A divider is a logic module that takes two binary numbers and produces their numerical quotient (and optionally, the remainder). The basic structure is a series of subtractions and multiplexers, where the multiplexer uses the result of the subtraction to select the value that gets passed to the next step. The quotient is formed from the bits used to control the multiplexers and the remainder is the result of the last subtraction.
If it is implemented purely combinatorially, then the critical path through all of this logic is quite long (even with carry-lookahead in the subtractors) and the clock cycle must be very slow. What could be done to shorten the clock period without losing the ability to get a result on every clock?
Pretty much any large chunk of combinatorial logic can be pipelined to reduce the clock period.

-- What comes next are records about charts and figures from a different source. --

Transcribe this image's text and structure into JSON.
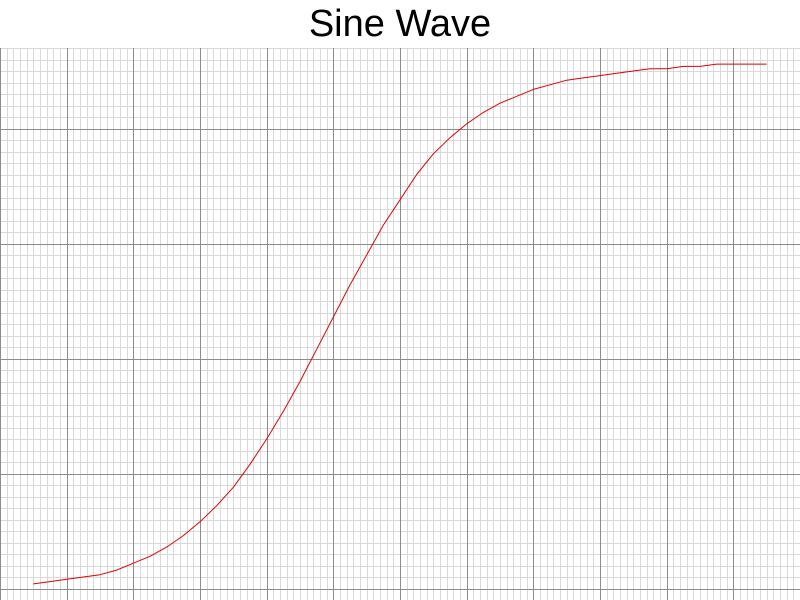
{
  "chart_data": {
    "type": "line",
    "title": "Sine Wave",
    "xlabel": "",
    "ylabel": "",
    "grid": true,
    "xlim": [
      -5,
      7
    ],
    "ylim": [
      -0.55,
      1.85
    ],
    "series": [
      {
        "x": [
          -4.5,
          -4.25,
          -4,
          -3.75,
          -3.5,
          -3.25,
          -3,
          -2.75,
          -2.5,
          -2.25,
          -2,
          -1.75,
          -1.5,
          -1.25,
          -1,
          -0.75,
          -0.5,
          -0.25,
          0,
          0.25,
          0.5,
          0.75,
          1,
          1.25,
          1.5,
          1.75,
          2,
          2.25,
          2.5,
          2.75,
          3,
          3.25,
          3.5,
          3.75,
          4,
          4.25,
          4.5,
          4.75,
          5,
          5.25,
          5.5,
          5.75,
          6,
          6.25,
          6.5
        ],
        "y": [
          -0.48,
          -0.47,
          -0.46,
          -0.45,
          -0.44,
          -0.42,
          -0.39,
          -0.36,
          -0.32,
          -0.27,
          -0.21,
          -0.14,
          -0.06,
          0.04,
          0.15,
          0.27,
          0.4,
          0.54,
          0.68,
          0.82,
          0.95,
          1.08,
          1.19,
          1.3,
          1.39,
          1.46,
          1.52,
          1.57,
          1.61,
          1.64,
          1.67,
          1.69,
          1.71,
          1.72,
          1.73,
          1.74,
          1.75,
          1.76,
          1.76,
          1.77,
          1.77,
          1.78,
          1.78,
          1.78,
          1.78
        ],
        "color": "#e00000"
      }
    ],
    "grid_color_major": "#8c8c8c",
    "grid_color_minor": "#d9d9d9"
  }
}
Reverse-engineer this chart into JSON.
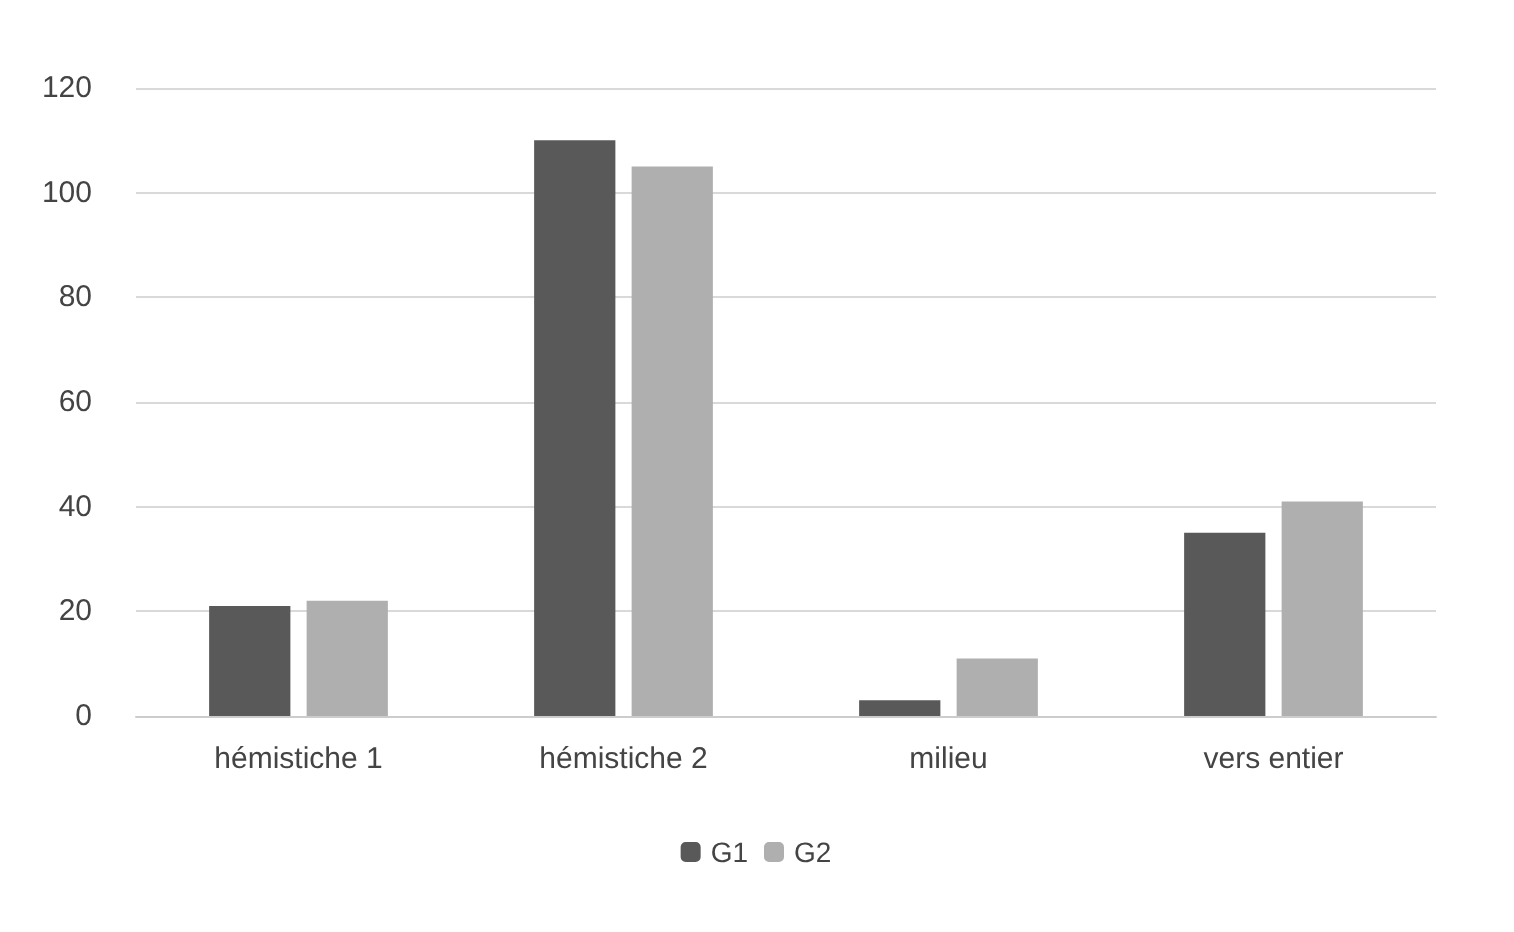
{
  "chart_data": {
    "type": "bar",
    "categories": [
      "hémistiche 1",
      "hémistiche 2",
      "milieu",
      "vers entier"
    ],
    "series": [
      {
        "name": "G1",
        "color": "#595959",
        "values": [
          21,
          110,
          3,
          35
        ]
      },
      {
        "name": "G2",
        "color": "#afafaf",
        "values": [
          22,
          105,
          11,
          41
        ]
      }
    ],
    "ylim": [
      0,
      120
    ],
    "yticks": [
      0,
      20,
      40,
      60,
      80,
      100,
      120
    ],
    "grid": "y",
    "legend": "bottom"
  }
}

This enables it to produce more results in a given amount of time at the expense of increasing the latency for any particular result.
Divider logic is very easy to pipeline and the number of pipeline stages you can use is fairly arbitrary. You could insert a pipeline register after each subtract-mux pair, or you may choose to do two or more subtract-mux stages per pipeline register You could even go so far as to pipeline the subtracts and the muxes separately (or even pipeline within each subtract) to get the fastest possible clock speed, but this would be rather extreme. The more pipeline registers you use, the shorter the critical path (and the clock period) can be, but you use more resources (the registers). Also, the overall latency goes up, since you need to account for the setup and propagation times of the pipeline registers in the clock period (in addition to the subtract-mux logic delays). This gets multiplied by the number of pipeline stages to compute the total latency.